Felix Marquardt (born 1975) is a French author and columnist, ex-communications consultant, entrepreneur, French rap producer, speechwriter and strategic advisor.

== Early life ==
Marquardt was born and raised in Paris, the son of a German-Austrian lawyer and an American art gallerist. An unruly student, Marquardt was kicked out of several schools, including the Collège Stanislas, École Alsacienne, Institut Charlemagne in Paris, and Northfield Mount Hermon in Massachusetts. He studied history and philosophy at Syracuse University, then transferred to Columbia University before dropping out in his senior year.

Raised loosely Catholic, he converted to Islam in Tunisia in 2003.

== Career ==
In 1998, Marquardt set up a rap label, Kohiba Productions, which eventually doubled as the Search Engine Optimization company Kohiba Multimedia. Between 2002 and 2004, he worked as a speechwriter for the CEOs of Vivendi Universal Publishing and L’Oréal. In 2004, he joined the International Herald Tribune as head of communications.

In 2009, Marquardt founded the public relations firm Marquardt & Marquardt with his brother Max, and launched the Atlantic Dinners, a series of events aiming to facilitate networking between foreign dignitaries and CEOs and the French elite. In 2013, he broadened the concept with the Emerging Times Dinners, hosted at the World Economic Forum in Davos, connecting North and South.

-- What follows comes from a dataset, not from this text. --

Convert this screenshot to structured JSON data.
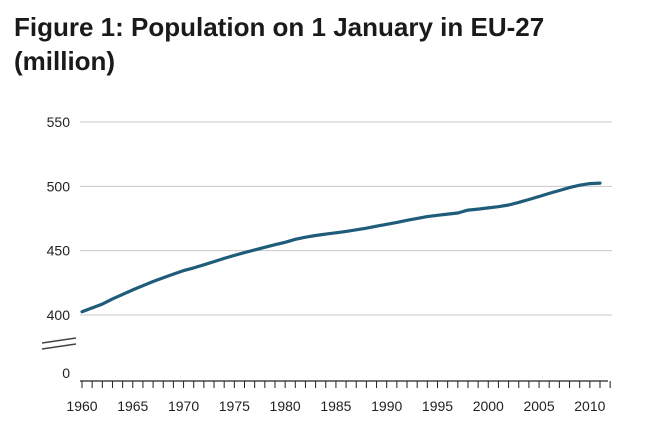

In 2012, Marquardt launched the Barrez-vous! movement, encouraging French youths to travel the world. In 2013, he co- founded Europeans Now, a pan-European liberal movement, with Daniel Cohn-Bendit, the head of the Green Party in the European Parliament. In 2015, he founded the think tank Youthonomics, which issued the Youthonomics Global Index, a ranking of countries according to youth-friendliness.

In the wake of the attacks on Charlie Hebdo, he started the Al Kawakibi foundation, a reformist Islamic think tank, with the former vice Premier of Malaysia Anwar Ibrahim, the mufti of Tripoli in Lebanon, and the Viennese imam Adnan Ibrahim.

In 2020, he cofounded Black Elephant, an intellectual movement aimed at using the pandemic to shed light on the intrinsic nature of the violence, unsustainability and complexity modernity is predicated upon and to start new conversations, notably on our addiction to growth.

His first book, The New Nomads: How the Migration Revolution is Making the World a Better Place was published in 2021.